There are two main ideas for how to manage tantrums once they start. Both ideas start with, “stay calm yourself.” I know, this can take a whole lot of self-control. It can be difficult to stay calm when your child is losing it. Part of it is recognizing that losing it yourself likely just adds fuel to the fire and takes the tantrum up a notch. The other part is realizing what your child needs most in these moments is someone who is calm, who is safe to connect to, who is modeling calm emotions especially when all else feels out of control.

There are so many ways to stay calm. Of course, not every way works for every parent, so I am including calm tips in our emails often this year. Here are a few more ideas that may be helpful in tantrums as well as other times you need to stay calm.

  • Learn about child development. It can be calming to know that saying ‘no’ all day long and doing the opposite of what is requested are common two-year-old behaviors. It can be calming to know that five and six year olds are often driven by a sense of fairness and hearing, “that’s not fair,” is par for the course. There are a few good series on development including Touchpoint: Birth to Three and Three to Six by Brazelton and Your One Year Old thru Your Nine Year Old by Ames.

 

  • Shift your thinking to view the benefits of the negative behaviors. Every time your child is aggressive, think of it as an opportunity to teach them better ways to express anger and how to use their words. When your child has a tantrum, think of it as a chance for them to practice calming or an opportunity to teach emotion language.

 

 

  • Assume changing behaviors and learning new behaviors takes time. If you assume potty training will be a two day process, you may be frustrated when it takes two weeks. If you assume it will take a few months, than you are pleasantly surprised at the two week mark.

 

To learn more ways to calm, join me for my two evening session on Calm Parenting. The next workshop series is offered on June 2 and 9 from 7:00-9:00 p.m. For more information and to register, please visit: http://www.eventbrite.com/org/283710166?s=1328924.

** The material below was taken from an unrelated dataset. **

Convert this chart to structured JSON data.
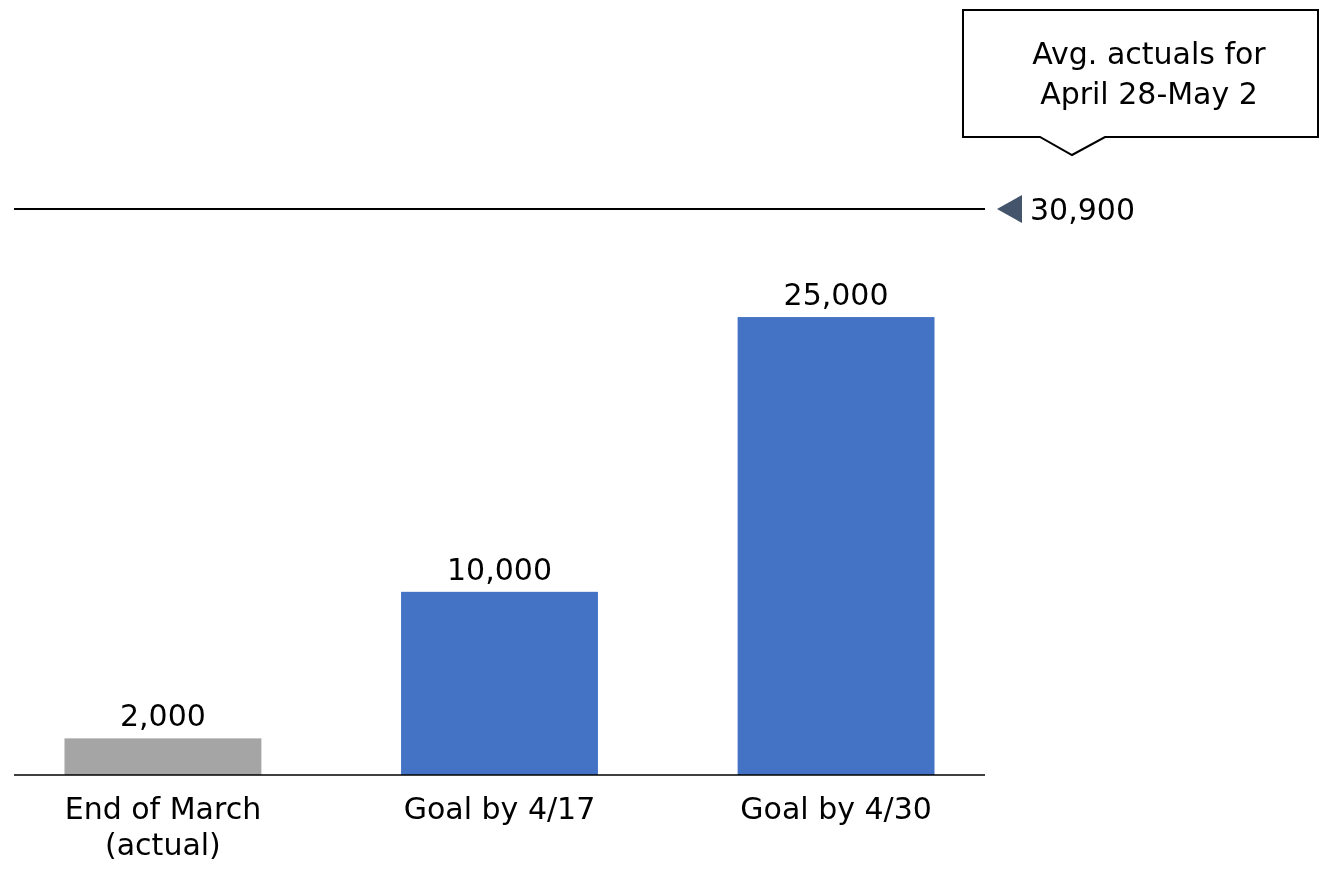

Bookclub on Screamfree Parenting Notes

Last week our Parenting Bookclub met to discuss Screamfree Parenting: A Revolutionary Approach to Raising Your Kids by Keeping Your Cool by Runkel. What a great book! Here are a few tips from our discussion:

  • Focus more on being responsible to your children, focus less on being responsible for them. You were not the one screaming in the restaurant, but you are the one responsible to teach them better.
  • Focus on your own response more than their behavior in each discipline exchange. Control what you can. The capacity for change in the parent-child relationship lies in the parent. Focusing more heavily on changing their behavior often adds to the frustration.
  • Emotional reactivity is damaging to relationships. When you get reactive (acting out of anger, fear or frustration), you are very likely making the situation worse.
  • Respect that your children’s emotions, thoughts and opinions will differ from yours.
  • Take pressure off the end result. If you want your child to be religious, and you force the issue, they can never authentically choose it for themselves. You are in a far better position to expose and guide them, take them to religious events, read the books, have the discussions. Focus on making it available rather than forcing.
  • When your children are “testing you,” shift to thinking that they are testing your ability to stay calm, dependable, stable and consistent.
  • Take care of yourself to better take care of them. This includes your health, your relationships and your time.
  • Learn and decide how to use a wide variety of positive discipline tools, so you can be prepared and rely on the to help in finding the calm.
  • There is a real balance in parenting. You must address the business side before you can enjoy the personal side. You must provide the empathy and positive intent to balance the use of choices and consequences.
  • Say what you mean and mean what you say. In the positive, keep your promises. In the negative, follow through on discipline.
  • Your children want and deserve a parent who keeps their cool and stays level headed even when things get hot!